Waarom hebben jullie gekozen voor de klimaateffectatlas?

We hebben landelijk, als samenwerkende provincies (IPO), besloten om zo’n klimaatatlas te maken, met kaarten van alle verwachtte effecten op de verschillende sectoren van de fysieke leefomgeving. En als je kijkt welke instituten daarachter zitten, (Alterra, VU, DHV en het KNMI) daar zit belangrijke kennis.

58

Voor ons was dat een goede basis om mee te werken. Voldoende nauwkeurig als je het vergelijkt met de onnauwkeurigheden en de onzekerheden die in het hele klimaatverhaal zitten. We weten wel ongeveer de richting waarin het klimaat verandert, maar de snelheid waarmee die veranderingen gaan is nog onbekend. Een absolute waarde kan je er niet aan geven, omdat de veranderingen met zoveel factoren samenhangen. Het is bijvoorbeeld maar de vraag of de geografische neerslagpatronen op de kaartjes in de klimaateffectatlas ongewijzigd blijven bij de klimaatvernadering.

Er zijn jammer genoeg nog veel mensen die de klimaatverandering vanuit hun politieke overtuiging ontkennen of overdrijven. . De klimaateffectatlas wordt door verschillende instanties regelmatig toegepast om meer grip te krijgen op het verschijnsel klimaatverandering en vooral ook om het zichtbaar te maken voor mensen: hoe erg is het?
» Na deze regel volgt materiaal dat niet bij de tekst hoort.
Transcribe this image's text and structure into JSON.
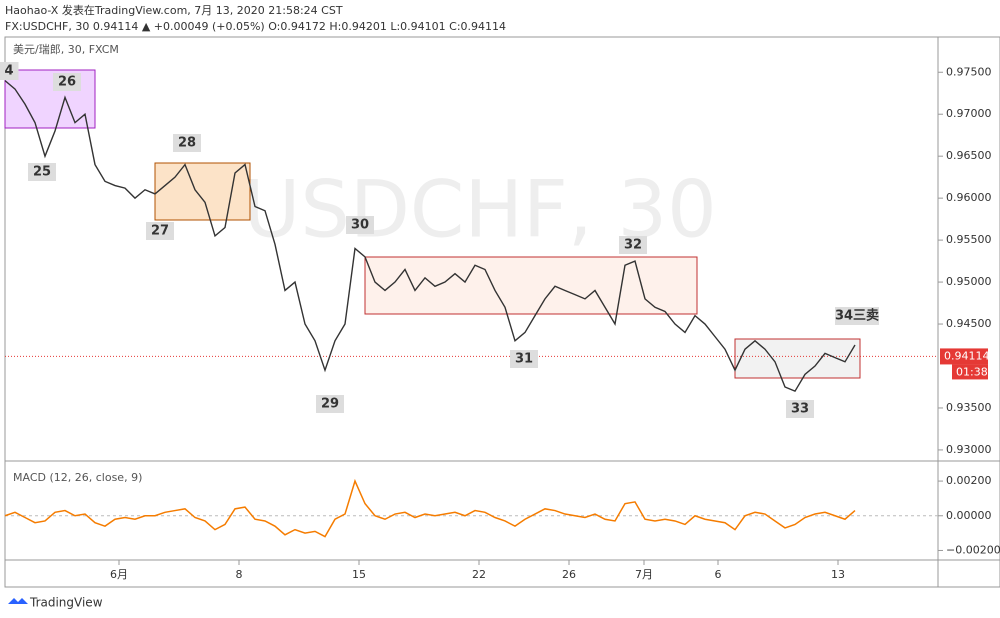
{
  "header": {
    "line1": "Haohao-X 发表在TradingView.com, 7月 13, 2020 21:58:24 CST",
    "line2": "FX:USDCHF, 30 0.94114 ▲ +0.00049 (+0.05%) O:0.94172 H:0.94201 L:0.94101 C:0.94114",
    "pane_title": "美元/瑞郎, 30, FXCM",
    "watermark": "USDCHF, 30",
    "countdown": "01:38",
    "logo": "TradingView"
  },
  "chart_data": [
    {
      "type": "line",
      "series": [
        {
          "name": "USDCHF",
          "color": "#333333",
          "values": [
            0.974,
            0.973,
            0.9712,
            0.969,
            0.965,
            0.968,
            0.972,
            0.969,
            0.97,
            0.964,
            0.962,
            0.9615,
            0.9612,
            0.96,
            0.961,
            0.9605,
            0.9615,
            0.9625,
            0.964,
            0.961,
            0.9595,
            0.9555,
            0.9565,
            0.963,
            0.964,
            0.959,
            0.9585,
            0.9545,
            0.949,
            0.95,
            0.945,
            0.943,
            0.9395,
            0.943,
            0.945,
            0.954,
            0.953,
            0.95,
            0.949,
            0.95,
            0.9515,
            0.949,
            0.9505,
            0.9495,
            0.95,
            0.951,
            0.95,
            0.952,
            0.9515,
            0.949,
            0.947,
            0.943,
            0.944,
            0.946,
            0.948,
            0.9495,
            0.949,
            0.9485,
            0.948,
            0.949,
            0.947,
            0.945,
            0.952,
            0.9525,
            0.948,
            0.947,
            0.9465,
            0.945,
            0.944,
            0.946,
            0.945,
            0.9435,
            0.942,
            0.9395,
            0.942,
            0.943,
            0.942,
            0.9405,
            0.9375,
            0.937,
            0.939,
            0.94,
            0.9415,
            0.941,
            0.9405,
            0.9425
          ]
        }
      ],
      "xlim": [
        0,
        93.3
      ],
      "xticks": [
        {
          "value": 11.4,
          "label": "6月"
        },
        {
          "value": 23.4,
          "label": "8"
        },
        {
          "value": 35.4,
          "label": "15"
        },
        {
          "value": 47.4,
          "label": "22"
        },
        {
          "value": 56.4,
          "label": "26"
        },
        {
          "value": 63.9,
          "label": "7月"
        },
        {
          "value": 71.3,
          "label": "6"
        },
        {
          "value": 83.3,
          "label": "13"
        }
      ],
      "ylim": [
        0.9288,
        0.9792
      ],
      "yticks": [
        {
          "value": 0.975,
          "label": "0.97500"
        },
        {
          "value": 0.97,
          "label": "0.97000"
        },
        {
          "value": 0.965,
          "label": "0.96500"
        },
        {
          "value": 0.96,
          "label": "0.96000"
        },
        {
          "value": 0.955,
          "label": "0.95500"
        },
        {
          "value": 0.95,
          "label": "0.95000"
        },
        {
          "value": 0.945,
          "label": "0.94500"
        },
        {
          "value": 0.935,
          "label": "0.93500"
        },
        {
          "value": 0.93,
          "label": "0.93000"
        }
      ],
      "last_price": {
        "value": 0.94114,
        "label": "0.94114"
      },
      "annotations": [
        "4",
        "25",
        "26",
        "28",
        "27",
        "30",
        "29",
        "31",
        "32",
        "33",
        "34三卖"
      ]
    },
    {
      "type": "line",
      "title": "MACD (12, 26, close, 9)",
      "series": [
        {
          "name": "MACD",
          "color": "#f57c00",
          "values": [
            0.0,
            0.0002,
            -0.0001,
            -0.0004,
            -0.0003,
            0.0002,
            0.0003,
            0.0,
            0.0001,
            -0.0004,
            -0.0006,
            -0.0002,
            -0.0001,
            -0.0002,
            0.0,
            0.0,
            0.0002,
            0.0003,
            0.0004,
            -0.0001,
            -0.0003,
            -0.0008,
            -0.0005,
            0.0004,
            0.0005,
            -0.0002,
            -0.0003,
            -0.0006,
            -0.0011,
            -0.0008,
            -0.001,
            -0.0009,
            -0.0012,
            -0.0002,
            0.0001,
            0.002,
            0.0007,
            0.0,
            -0.0002,
            0.0001,
            0.0002,
            -0.0001,
            0.0001,
            0.0,
            0.0001,
            0.0002,
            0.0,
            0.0003,
            0.0002,
            -0.0001,
            -0.0003,
            -0.0006,
            -0.0002,
            0.0001,
            0.0004,
            0.0003,
            0.0001,
            0.0,
            -0.0001,
            0.0001,
            -0.0002,
            -0.0003,
            0.0007,
            0.0008,
            -0.0002,
            -0.0003,
            -0.0002,
            -0.0003,
            -0.0005,
            0.0,
            -0.0002,
            -0.0003,
            -0.0004,
            -0.0008,
            0.0,
            0.0002,
            0.0001,
            -0.0003,
            -0.0007,
            -0.0005,
            -0.0001,
            0.0001,
            0.0002,
            0.0,
            -0.0002,
            0.0003
          ]
        }
      ],
      "ylim": [
        -0.00255,
        0.0031
      ],
      "yticks": [
        {
          "value": 0.002,
          "label": "0.00200"
        },
        {
          "value": 0,
          "label": "0.00000"
        },
        {
          "value": -0.002,
          "label": "−0.00200"
        }
      ]
    }
  ]
}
Dus ook een beetje voor de communicatie?

Ja.

In deze economisch mindere tijden wordt het steeds moeilijker om geld voor de uitvoering van beleid te krijgen. Vooral voor iets waar bestuurders al aan twijfelen en waarvan de effecten vaak op langere termijn merkbaar worden.. Maar als je er helemaal geen rekening mee houdt, loop je het risico dat je na verloop van tijd alleen maar voor grotere kosten komt te staan. Het is moeilijk om daar grip op te krijgen.
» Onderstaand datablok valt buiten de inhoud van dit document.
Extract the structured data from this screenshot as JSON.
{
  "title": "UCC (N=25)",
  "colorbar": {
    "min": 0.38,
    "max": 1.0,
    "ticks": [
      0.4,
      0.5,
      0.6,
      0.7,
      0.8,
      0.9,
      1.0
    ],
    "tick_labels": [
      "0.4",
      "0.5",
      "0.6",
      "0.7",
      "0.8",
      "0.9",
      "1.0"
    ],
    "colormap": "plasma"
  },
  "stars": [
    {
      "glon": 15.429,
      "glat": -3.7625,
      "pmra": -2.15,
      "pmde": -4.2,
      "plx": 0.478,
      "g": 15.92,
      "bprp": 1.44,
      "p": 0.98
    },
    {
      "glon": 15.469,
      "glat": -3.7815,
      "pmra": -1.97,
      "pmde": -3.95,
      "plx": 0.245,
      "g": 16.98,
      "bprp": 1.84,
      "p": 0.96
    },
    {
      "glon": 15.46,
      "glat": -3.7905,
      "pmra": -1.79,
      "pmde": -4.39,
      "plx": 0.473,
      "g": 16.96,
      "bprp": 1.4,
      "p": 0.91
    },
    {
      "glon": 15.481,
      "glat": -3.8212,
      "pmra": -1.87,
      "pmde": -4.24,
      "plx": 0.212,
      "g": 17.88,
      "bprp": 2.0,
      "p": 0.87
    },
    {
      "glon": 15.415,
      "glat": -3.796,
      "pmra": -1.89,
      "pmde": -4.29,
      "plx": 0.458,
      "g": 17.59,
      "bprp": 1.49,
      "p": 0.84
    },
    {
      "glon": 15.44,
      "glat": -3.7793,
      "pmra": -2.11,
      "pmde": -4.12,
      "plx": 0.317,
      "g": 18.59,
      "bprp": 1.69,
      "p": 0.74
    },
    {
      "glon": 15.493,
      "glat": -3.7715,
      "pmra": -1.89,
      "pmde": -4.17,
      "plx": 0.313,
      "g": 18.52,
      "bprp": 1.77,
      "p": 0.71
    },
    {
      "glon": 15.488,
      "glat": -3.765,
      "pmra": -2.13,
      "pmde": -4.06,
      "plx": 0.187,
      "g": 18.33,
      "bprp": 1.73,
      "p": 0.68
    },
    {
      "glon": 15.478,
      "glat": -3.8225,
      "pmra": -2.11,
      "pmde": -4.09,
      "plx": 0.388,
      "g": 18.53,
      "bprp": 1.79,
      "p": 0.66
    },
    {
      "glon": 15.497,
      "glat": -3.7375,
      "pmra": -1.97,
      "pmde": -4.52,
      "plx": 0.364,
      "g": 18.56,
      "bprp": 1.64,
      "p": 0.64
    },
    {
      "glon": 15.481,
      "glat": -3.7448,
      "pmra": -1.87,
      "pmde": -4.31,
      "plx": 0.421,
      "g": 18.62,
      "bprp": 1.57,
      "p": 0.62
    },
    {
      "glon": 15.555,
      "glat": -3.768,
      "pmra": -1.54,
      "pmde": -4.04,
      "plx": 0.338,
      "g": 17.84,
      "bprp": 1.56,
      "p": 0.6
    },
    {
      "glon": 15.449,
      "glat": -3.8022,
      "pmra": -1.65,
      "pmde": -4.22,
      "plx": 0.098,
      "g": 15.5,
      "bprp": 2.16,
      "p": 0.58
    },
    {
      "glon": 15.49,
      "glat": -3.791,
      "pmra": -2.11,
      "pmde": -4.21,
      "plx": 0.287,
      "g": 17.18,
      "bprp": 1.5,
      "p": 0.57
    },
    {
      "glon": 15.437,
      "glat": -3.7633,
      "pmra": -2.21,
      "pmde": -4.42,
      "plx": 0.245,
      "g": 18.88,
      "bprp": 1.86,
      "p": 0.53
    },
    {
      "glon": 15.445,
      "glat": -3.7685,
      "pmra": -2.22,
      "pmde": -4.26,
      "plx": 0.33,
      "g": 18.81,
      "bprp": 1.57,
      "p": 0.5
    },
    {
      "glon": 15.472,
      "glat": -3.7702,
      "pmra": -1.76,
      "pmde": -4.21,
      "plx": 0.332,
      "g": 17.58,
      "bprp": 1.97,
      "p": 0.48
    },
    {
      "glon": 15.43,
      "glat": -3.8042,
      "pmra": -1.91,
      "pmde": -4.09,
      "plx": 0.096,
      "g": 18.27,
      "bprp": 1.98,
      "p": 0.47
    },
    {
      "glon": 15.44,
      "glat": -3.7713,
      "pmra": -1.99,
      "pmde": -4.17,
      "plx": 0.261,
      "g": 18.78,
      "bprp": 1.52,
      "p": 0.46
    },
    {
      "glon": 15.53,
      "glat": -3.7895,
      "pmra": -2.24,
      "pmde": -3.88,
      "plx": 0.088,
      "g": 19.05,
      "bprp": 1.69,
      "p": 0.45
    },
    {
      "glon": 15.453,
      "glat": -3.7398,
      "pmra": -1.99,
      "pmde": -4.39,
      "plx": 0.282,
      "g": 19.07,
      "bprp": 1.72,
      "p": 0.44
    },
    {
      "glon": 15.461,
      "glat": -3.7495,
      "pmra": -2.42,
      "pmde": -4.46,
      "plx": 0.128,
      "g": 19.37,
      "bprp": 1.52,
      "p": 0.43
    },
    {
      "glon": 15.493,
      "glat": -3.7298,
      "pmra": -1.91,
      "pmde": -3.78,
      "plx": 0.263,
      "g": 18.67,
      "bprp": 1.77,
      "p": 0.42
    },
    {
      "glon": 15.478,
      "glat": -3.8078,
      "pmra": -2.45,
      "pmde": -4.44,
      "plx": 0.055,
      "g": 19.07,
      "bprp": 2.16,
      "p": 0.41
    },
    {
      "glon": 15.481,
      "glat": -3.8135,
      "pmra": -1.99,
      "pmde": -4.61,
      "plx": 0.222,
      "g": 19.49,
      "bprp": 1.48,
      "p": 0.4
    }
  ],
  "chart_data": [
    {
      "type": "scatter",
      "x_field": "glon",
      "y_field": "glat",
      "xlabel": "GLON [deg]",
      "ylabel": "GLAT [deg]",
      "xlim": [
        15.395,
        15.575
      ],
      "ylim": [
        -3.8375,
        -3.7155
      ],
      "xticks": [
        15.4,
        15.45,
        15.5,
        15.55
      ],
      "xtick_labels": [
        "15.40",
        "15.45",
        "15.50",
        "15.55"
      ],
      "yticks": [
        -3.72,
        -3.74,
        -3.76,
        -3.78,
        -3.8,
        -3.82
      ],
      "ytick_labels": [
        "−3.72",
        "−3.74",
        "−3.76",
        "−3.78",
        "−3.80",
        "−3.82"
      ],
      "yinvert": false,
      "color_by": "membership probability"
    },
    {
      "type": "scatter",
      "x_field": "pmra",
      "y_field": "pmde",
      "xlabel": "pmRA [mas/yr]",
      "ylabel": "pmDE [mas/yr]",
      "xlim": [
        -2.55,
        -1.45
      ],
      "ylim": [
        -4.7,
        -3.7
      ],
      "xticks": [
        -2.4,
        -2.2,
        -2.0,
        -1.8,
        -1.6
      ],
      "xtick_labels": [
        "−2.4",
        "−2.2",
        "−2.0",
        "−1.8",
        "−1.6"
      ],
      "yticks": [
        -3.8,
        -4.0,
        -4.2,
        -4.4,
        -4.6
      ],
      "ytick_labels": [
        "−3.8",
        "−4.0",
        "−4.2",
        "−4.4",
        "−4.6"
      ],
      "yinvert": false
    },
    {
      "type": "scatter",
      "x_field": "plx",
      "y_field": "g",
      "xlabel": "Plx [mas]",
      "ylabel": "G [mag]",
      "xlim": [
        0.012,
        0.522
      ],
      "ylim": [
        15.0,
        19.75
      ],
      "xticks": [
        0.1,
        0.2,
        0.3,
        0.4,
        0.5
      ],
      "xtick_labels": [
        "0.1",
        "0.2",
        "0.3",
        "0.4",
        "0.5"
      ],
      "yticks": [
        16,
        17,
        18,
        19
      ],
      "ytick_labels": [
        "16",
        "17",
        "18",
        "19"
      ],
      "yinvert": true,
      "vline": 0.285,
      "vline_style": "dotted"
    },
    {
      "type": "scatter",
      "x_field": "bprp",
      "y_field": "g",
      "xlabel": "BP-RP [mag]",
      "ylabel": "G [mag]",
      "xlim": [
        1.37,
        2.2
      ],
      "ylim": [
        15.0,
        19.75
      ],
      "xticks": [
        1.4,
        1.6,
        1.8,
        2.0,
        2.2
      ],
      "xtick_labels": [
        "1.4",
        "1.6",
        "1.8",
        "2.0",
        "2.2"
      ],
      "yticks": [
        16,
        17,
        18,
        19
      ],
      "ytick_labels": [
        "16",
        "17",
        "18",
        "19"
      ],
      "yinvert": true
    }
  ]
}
Zijn er bepaalde drempels die jullie moesten overwinnen om zoiets te kunnen gebruiken? Naar mijn idee wordt het niet zo veel toegepast.
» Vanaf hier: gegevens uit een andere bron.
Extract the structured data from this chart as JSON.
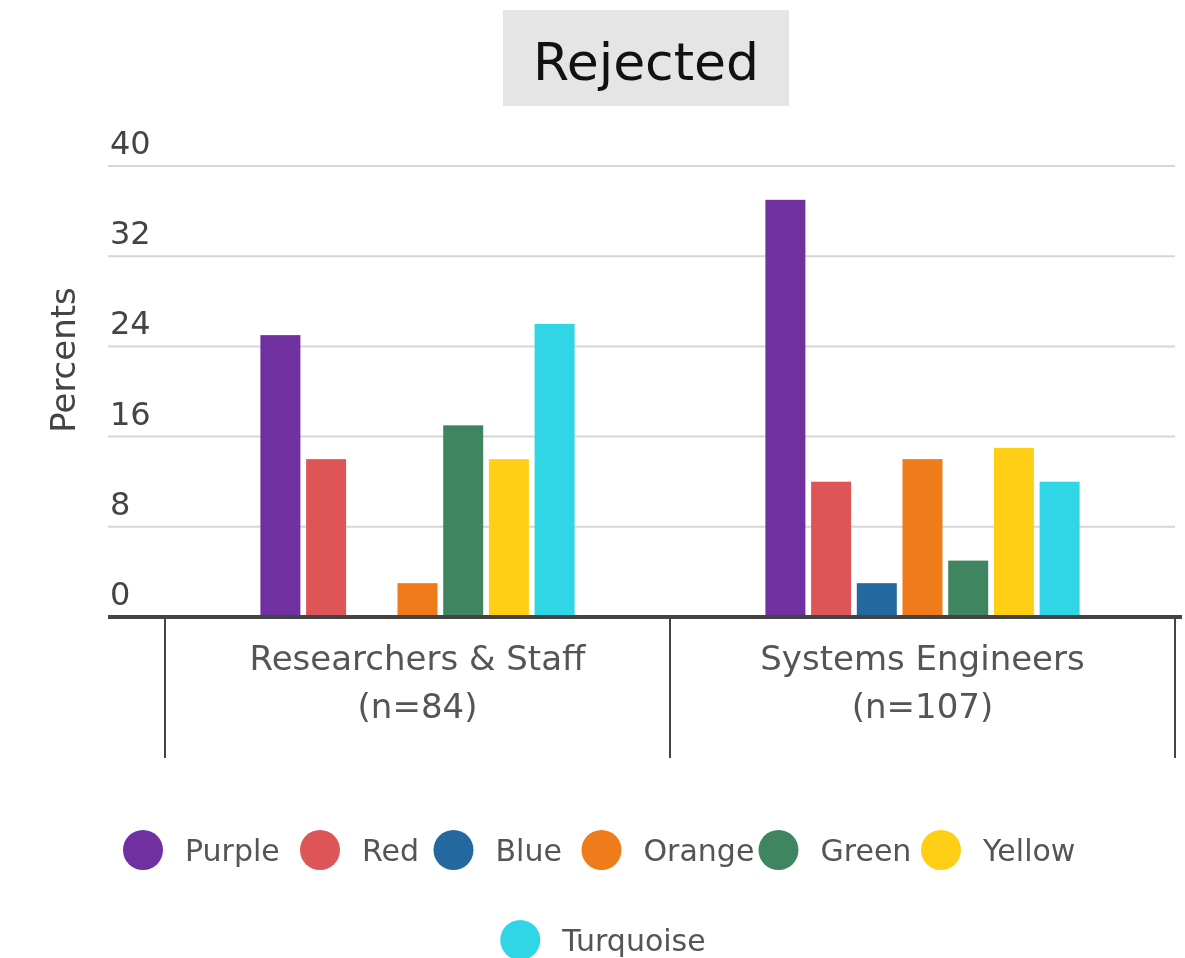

Je moet de onzekerheden accepteren, die kan je niet weghalen. De modellen en voorspellingen worden steeds beter, maar er blijven altijd onnauwkeurigheden. Er is een bepaalde richting, de temperaturen worden hoger, de winters worden natter, de zomers worden droger. Dat zijn een aantal ontwikkelingen waarvan we weten dat ze gaan gebeuren, maar niet hoe snel. Dan is de vraag: wanneer gaan we ingrijpen en wanneer is het te laat? En dat is erg moeilijk. De adaptatie moet robuust en flexibel zijn. Dat betekent dat maatregelen moet zodanig slim ontworpen moeten zijn, dat je er ook wat mee kan in een onverwachte situatie en als het toch een keer mis gaat moet herstel op korte termijn mogelijk zijn.

59

Hoe gaat het gebruik van de klimaateffectatlas doorwerken in ruimtelijke ordening?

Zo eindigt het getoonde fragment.